Интересно, заметишь ли ты труп, оставшийся после нас?

* * *

– Может, мы что-то упускаем, – говорит Дикс.

– Мы упускаем почти все, – отвечаю я.

Позади DHF428 смещается в красную область. Мигают линзовые артефакты; портал стабилизировался, и червоточина работает, выдувая из своего гигантского металлического рта радужный пузырь света, и пространства, и времени. Мы оглядываемся назад до самой рэлеевской границы, после которой это теряет смысл.

Пока из портала ничего не вышло.

– Может, наши числа были неправильными, – говорит Дикс. – Может, мы ошиблись.

Числа были правильными. Я перепроверила их меньше часа назад. Просто у Острова были… враги, надо полагать. Или жертвы.

Однако в одном я не ошиблась. Эта сволочь была умной. Заметить нас, придумать способ общения, использовать нас в качестве оружия, превратить угрозу собственному существованию в…

Полагаю, мухобойка – подходящее слово.

– Может, там шла война, – бормочу я. – Может, он хотел забрать себе территорию. Или это была просто… семейная ссора.

– Может, он не знал, – предполагает Дикс. – Может, думал, что по этим координатам никого нет.

С чего ты так решил, гадаю я. Какое тебе до этого дело? А потом понимаю: ему нет никакого дела, по крайней мере, до Острова. Он придумывает эти оптимистичные альтернативы не для себя.

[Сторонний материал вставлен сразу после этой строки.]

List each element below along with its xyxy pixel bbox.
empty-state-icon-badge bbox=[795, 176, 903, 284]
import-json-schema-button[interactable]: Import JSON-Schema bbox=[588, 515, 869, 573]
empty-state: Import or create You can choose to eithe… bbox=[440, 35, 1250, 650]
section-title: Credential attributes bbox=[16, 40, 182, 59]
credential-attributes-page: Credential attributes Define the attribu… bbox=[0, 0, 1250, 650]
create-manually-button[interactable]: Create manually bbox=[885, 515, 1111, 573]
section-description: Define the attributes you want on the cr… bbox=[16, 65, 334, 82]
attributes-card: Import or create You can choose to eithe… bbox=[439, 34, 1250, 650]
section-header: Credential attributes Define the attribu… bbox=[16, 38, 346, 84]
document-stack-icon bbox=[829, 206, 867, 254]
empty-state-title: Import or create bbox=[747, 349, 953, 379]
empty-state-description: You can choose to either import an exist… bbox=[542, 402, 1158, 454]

Мой сын пытается меня утешить.

Но я не нуждаюсь в утешении. Я была дурой. Поверила в жизнь без конфликтов, в сознание без греха. Ненадолго погрузилась в чудесный мир, где жизнь была бескорыстной и альтруистичной, где существа не боролись за выживание, не приносили в жертву других. Я обожествила то, чего не смогла постичь, то, что в действительности оказалось очень даже постижимым.

Но теперь мне легче.

Все закончилось: еще одна стройка, еще одна отметка, еще один незаменимый кусочек жизни, что не приблизит нас к выполнению задачи. Наш успех не имеет значения. Качество нашей работы не имеет значения. Миссия выполнена – бессмысленная фраза на «Эриофоре», в лучшем случае – ироничный оксюморон. Однажды мы можем потерпеть неудачу, но финишной прямой у нас нет. Мы будем лететь вечно, будем ползти по вселенной, словно муравьи, волоча за собой твое проклятое супершоссе.

Мне по-прежнему нужно многому научиться.

По крайней мере, рядом со мной сын, который будет меня учить.